When I use the SSD the old HDD is backed up but not plugged in. This ensures I have a backup in the event of a failure.

I am just wondering if there is anything I could have done to prevent this happening or stop it happening again? Could this by a random cyber attack from malware or anything that my antivirus software did not detect (Norton). Although I keep backups the point is it is time consuming. Taking 6 hours and more out of my day I cannot get back is not acceptable if it can be avoided.

I welcome any suggestions.

I copied the Lightroom data files and am waiting to see once the data transfers back if I was successful with that work. At the very least I have my scans so all is not lost.
 

popatim

Titan
Moderator
Thanks for that and it is probably above my level of ability at this stage....

I have managed to find a partition wizard and can see the files. If I can extract the files I need then I will just reformat the drive and load everything back on it. It will set me back a little but not as much as losing all the work.

i thought you said it was all backed up. If that was true then you've eliminated the 'need' to recover the data.
My data is backed up and I could care less if a drive dies in my pc, it just means i get to put in a bigger, better, faster one in :)

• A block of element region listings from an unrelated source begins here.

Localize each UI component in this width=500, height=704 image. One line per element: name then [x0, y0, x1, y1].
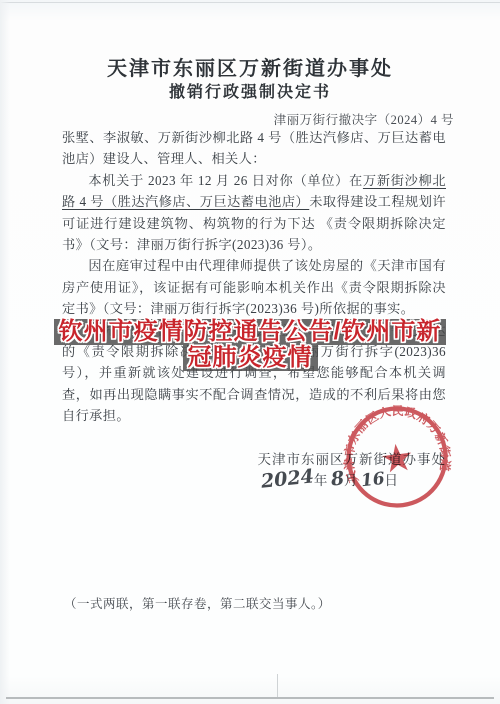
document-body: 张墅、李淑敏、万新街沙柳北路 4 号（胜达汽修店、万巨达蓄电池店）建设人、管理人…: [62, 127, 446, 427]
scanned-document-page: 天津市东丽区万新街道办事处 撤销行政强制决定书 津丽万街行撤决字（2024）4 …: [0, 0, 500, 704]
issue-date-year-label: 年: [314, 473, 328, 488]
document-title-type: 撤销行政强制决定书: [0, 79, 500, 102]
scan-artifact-tick: [277, 674, 278, 697]
footer-copies-note: （一式两联，第一联存卷，第二联交当事人。）: [64, 594, 456, 612]
scan-edge-top: [0, 2, 500, 3]
scan-edge-left: [0, 0, 10, 704]
addressee-paragraph: 张墅、李淑敏、万新街沙柳北路 4 号（胜达汽修店、万巨达蓄电池店）建设人、管理人…: [62, 127, 446, 170]
paragraph-2: 因在庭审过程中由代理律师提供了该处房屋的《天津市国有房产使用证》，该证据有可能影…: [62, 255, 446, 319]
paragraph-1-pre: 本机关于 2023 年 12 月 26 日对你（单位）在: [88, 173, 363, 188]
paragraph-1: 本机关于 2023 年 12 月 26 日对你（单位）在万新街沙柳北路 4 号（…: [62, 170, 446, 256]
issue-date-year-handwritten: 2024: [260, 465, 315, 492]
seal-star-icon: ★: [378, 434, 417, 482]
document-title-agency: 天津市东丽区万新街道办事处: [0, 52, 500, 81]
official-red-seal: 天津市东丽区人民政府万新街道办事处 ★: [333, 393, 460, 520]
document-reference-number: 津丽万街行撤决字（2024）4 号: [62, 110, 454, 128]
scan-edge-bottom: [6, 697, 494, 699]
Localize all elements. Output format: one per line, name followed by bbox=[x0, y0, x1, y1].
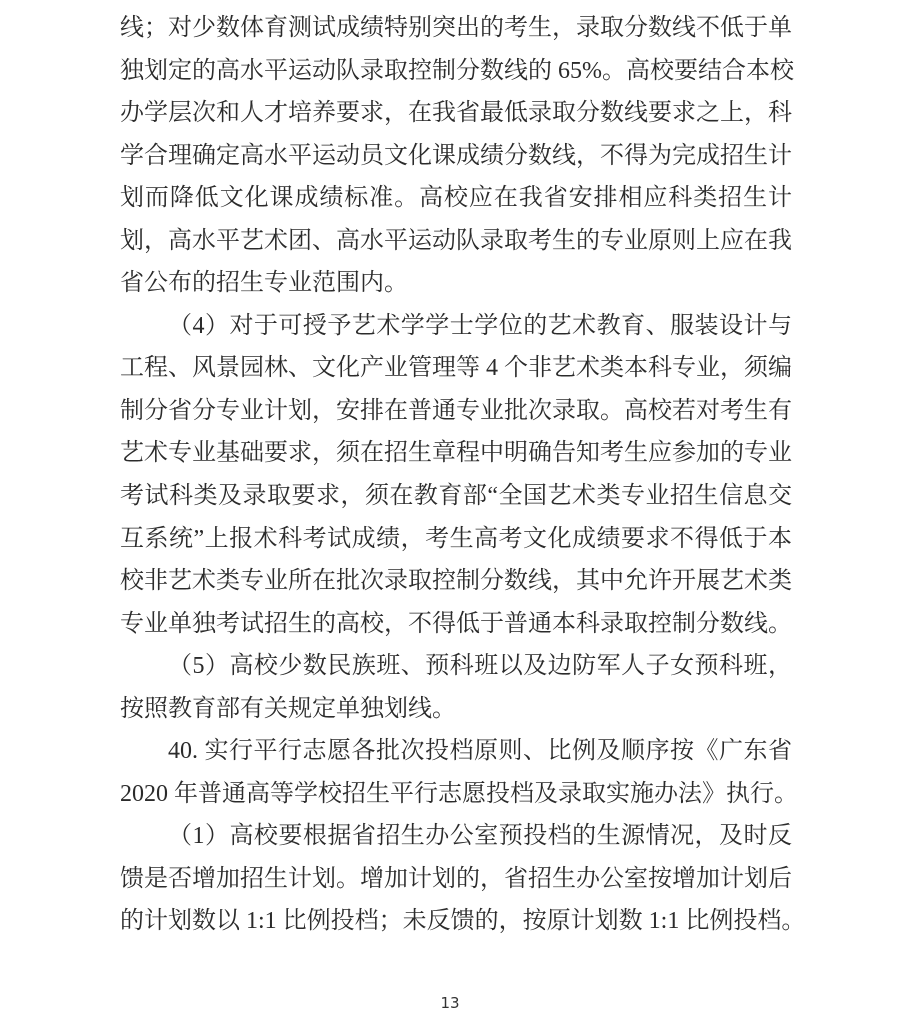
text-line: 的计划数以 1:1 比例投档；未反馈的，按原计划数 1:1 比例投档。 bbox=[120, 900, 792, 943]
text-line: 按照教育部有关规定单独划线。 bbox=[120, 688, 792, 731]
text-line: 划而降低文化课成绩标准。高校应在我省安排相应科类招生计 bbox=[120, 177, 792, 220]
text-line: 互系统”上报术科考试成绩，考生高考文化成绩要求不得低于本 bbox=[120, 518, 792, 561]
text-line: （5）高校少数民族班、预科班以及边防军人子女预科班， bbox=[120, 645, 792, 688]
text-line: 学合理确定高水平运动员文化课成绩分数线，不得为完成招生计 bbox=[120, 135, 792, 178]
text-line: 工程、风景园林、文化产业管理等 4 个非艺术类本科专业，须编 bbox=[120, 347, 792, 390]
text-line: 制分省分专业计划，安排在普通专业批次录取。高校若对考生有 bbox=[120, 390, 792, 433]
text-line: （1）高校要根据省招生办公室预投档的生源情况，及时反 bbox=[120, 815, 792, 858]
text-line: 线；对少数体育测试成绩特别突出的考生，录取分数线不低于单 bbox=[120, 7, 792, 50]
text-line: 40. 实行平行志愿各批次投档原则、比例及顺序按《广东省 bbox=[120, 730, 792, 773]
text-line: 馈是否增加招生计划。增加计划的，省招生办公室按增加计划后 bbox=[120, 858, 792, 901]
text-line: 独划定的高水平运动队录取控制分数线的 65%。高校要结合本校 bbox=[120, 50, 792, 93]
text-line: 2020 年普通高等学校招生平行志愿投档及录取实施办法》执行。 bbox=[120, 773, 792, 816]
text-line: 艺术专业基础要求，须在招生章程中明确告知考生应参加的专业 bbox=[120, 432, 792, 475]
text-line: 专业单独考试招生的高校，不得低于普通本科录取控制分数线。 bbox=[120, 603, 792, 646]
page-number: 13 bbox=[0, 994, 900, 1012]
document-page: 线；对少数体育测试成绩特别突出的考生，录取分数线不低于单 独划定的高水平运动队录… bbox=[120, 7, 792, 943]
text-line: 省公布的招生专业范围内。 bbox=[120, 262, 792, 305]
text-line: （4）对于可授予艺术学学士学位的艺术教育、服装设计与 bbox=[120, 305, 792, 348]
text-line: 办学层次和人才培养要求，在我省最低录取分数线要求之上，科 bbox=[120, 92, 792, 135]
text-line: 校非艺术类专业所在批次录取控制分数线，其中允许开展艺术类 bbox=[120, 560, 792, 603]
text-line: 考试科类及录取要求，须在教育部“全国艺术类专业招生信息交 bbox=[120, 475, 792, 518]
text-line: 划，高水平艺术团、高水平运动队录取考生的专业原则上应在我 bbox=[120, 220, 792, 263]
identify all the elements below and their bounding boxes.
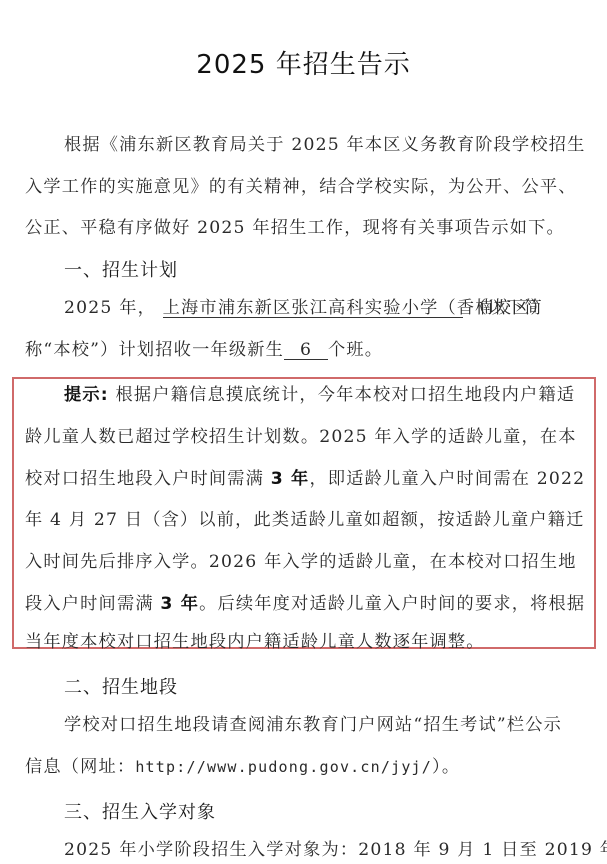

As for preventing it, you cannot. Drives die all the time, even new ones, and usually without any warning.
You always have to plan for your drive completely dying and becoming unrecoverable in the next 5 minutes. It's happened to many of us which is why we urge people to have a good backup system in place for any important data.
 
Solution
Feb 5, 2020
27
1
35
i thought you said it was all backed up. If that was true then you've eliminated the 'need' to recover the data.
My data is backed up and I could care less if a drive dies in my pc, it just means i get to put in a bigger, better, faster one in :)

As for preventing it, you cannot. Drives die all the time, even new ones, and usually without any warning.
You always have to plan for your drive completely dying and becoming unrecoverable in the next 5 minutes. It's happened to many of us which is why we urge people to have a good backup system in place for any important data.
Thanks, it was mostly backed up. There were a few .prproj files from video editing of projects I had saved that I did not remember to back up in the last two months. Then there was the photos I was working on from the week prior.

I will definitely aim to have more regular backup. I usually backup with online storage as well as a external hard drive I keep unplugged and locked away. Then I also have most data on the laptop as well and a few other places. So generally losing a hard drive is not too much of an issue unless of course it involves work that was not backed up in the last 24 hours to week.